Jedenfalls aber lässt sich angesichts des sehr umfassenden VTV-Geltungsbereichs in der gebotenen Gesamtwürdigung nicht konstatieren, dass der VTV der speziellere Tarifvertrag sein könnte (anders das BAG im Urteil vom 25. Juli 2001 - 10 AZR 599/00 -AP Nr. 242 zu § 1 TVG Tarifverträge: Bau.), und wollte man von einer verbleibenden unklaren Situation ausgehen, müsste dann der engere räumliche Geltungsbereich den Ausschlag geben, hier also wiederum zu Gunsten des MTV.

Da kein Anspruch auf Auskunft gegeben ist, entfällt auch der daran geknüpfte Entschädigungsanspruch.

Der Kläger hat die Kosten seines erfolglosen Rechtsmittels zu tragen (§ 97 Abs. 1 ZPO).

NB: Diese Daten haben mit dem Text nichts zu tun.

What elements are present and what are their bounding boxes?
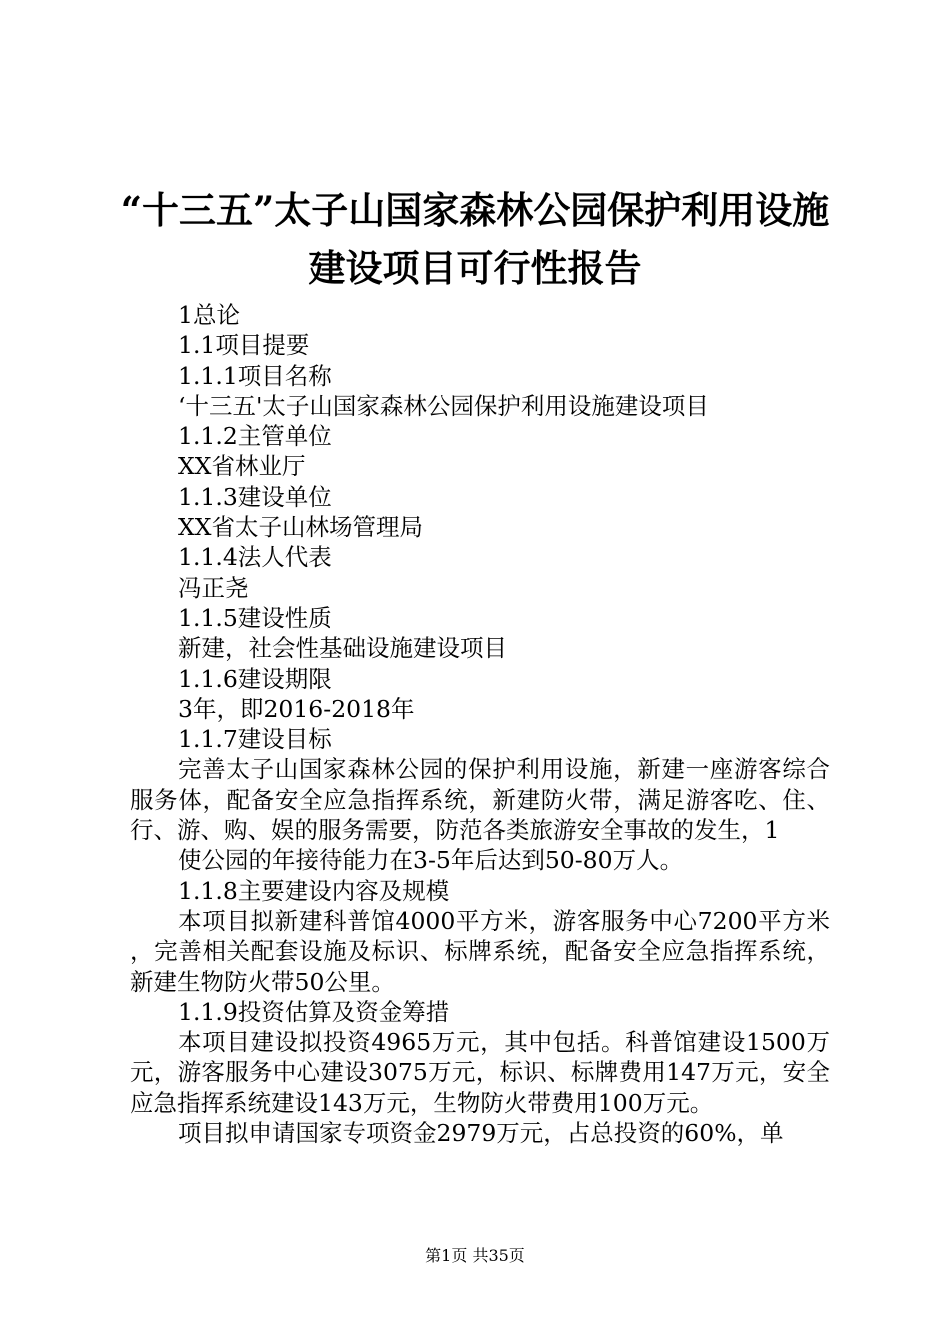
section-heading: 1.1项目提要 [178, 331, 310, 360]
body-paragraph: 项目拟申请国家专项资金2979万元，占总投资的60%，单 [178, 1119, 784, 1148]
page-number-footer: 第1页 共35页 [425, 1246, 525, 1265]
section-value: 新建，社会性基础设施建设项目 [178, 634, 507, 663]
section-value: XX省太子山林场管理局 [178, 513, 423, 542]
section-value: XX省林业厅 [178, 452, 306, 481]
section-value: ‘十三五'太子山国家森林公园保护利用设施建设项目 [178, 391, 709, 420]
body-paragraph: 本项目拟新建科普馆4000平方米，游客服务中心7200平方米，完善相关配套设施及标识、标牌系统，配备安全应急指挥系统，新建生物防火带50公里。 [130, 906, 830, 996]
section-heading: 1.1.4法人代表 [178, 543, 332, 572]
body-paragraph: 使公园的年接待能力在3-5年后达到50-80万人。 [178, 846, 684, 875]
section-heading: 1.1.5建设性质 [178, 603, 332, 632]
section-value: 冯正尧 [178, 573, 249, 602]
section-heading: 1.1.6建设期限 [178, 664, 332, 693]
section-heading: 1.1.7建设目标 [178, 725, 332, 754]
body-paragraph: 完善太子山国家森林公园的保护利用设施，新建一座游客综合服务体，配备安全应急指挥系统，新建防火带，满足游客吃、住、行、游、购、娱的服务需要，防范各类旅游安全事故的发生，1 [130, 755, 830, 845]
body-paragraph: 本项目建设拟投资4965万元，其中包括。科普馆建设1500万元，游客服务中心建设3075万元，标识、标牌费用147万元，安全应急指挥系统建设143万元，生物防火带费用100万元。 [130, 1028, 830, 1117]
document-title-line-2: 建设项目可行性报告 [308, 246, 642, 290]
document-body [130, 300, 830, 1148]
section-heading: 1.1.9投资估算及资金筹措 [178, 997, 450, 1026]
section-heading: 1.1.2主管单位 [178, 422, 332, 451]
section-heading: 1.1.8主要建设内容及规模 [178, 876, 450, 905]
section-value: 3年，即2016-2018年 [178, 694, 415, 723]
section-heading: 1总论 [178, 301, 240, 329]
section-heading: 1.1.3建设单位 [178, 482, 332, 511]
section-heading: 1.1.1项目名称 [178, 361, 332, 390]
document-title-line-1: “十三五”太子山国家森林公园保护利用设施 [120, 188, 830, 232]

Die Revision gegen dieses Urteil wird gem. § 72 Abs. 2 Nr. 1 und 2 ArbGG zugelassen. Das Bundesarbeitsgericht soll auf diese Weise Gelegenheit bekommen, die ansatzweise im Urteil vom 25. Juli 2001 (BAG Urteil vom 25. Juli 2001 - 10 AZR 599/00 - AP Nr. 242 zu § 1 Tarifverträge: Bau) dargestellte Sichtweise weiterzuenrwickeln. Daneben besteht damit gegebenenfalls die Möglichkeit, die Frage der Tarifpluralität erneut aufzugreifen und die Auswirkungen des Arbeitnehmerentsendegesetzes, dies bislang ohne fundierte Aufarbeitung des Problemkreises vom 9. und vom 10. Senats des Bundesarbeitsgerichts unterschiedlich gesehen werden, zu klären.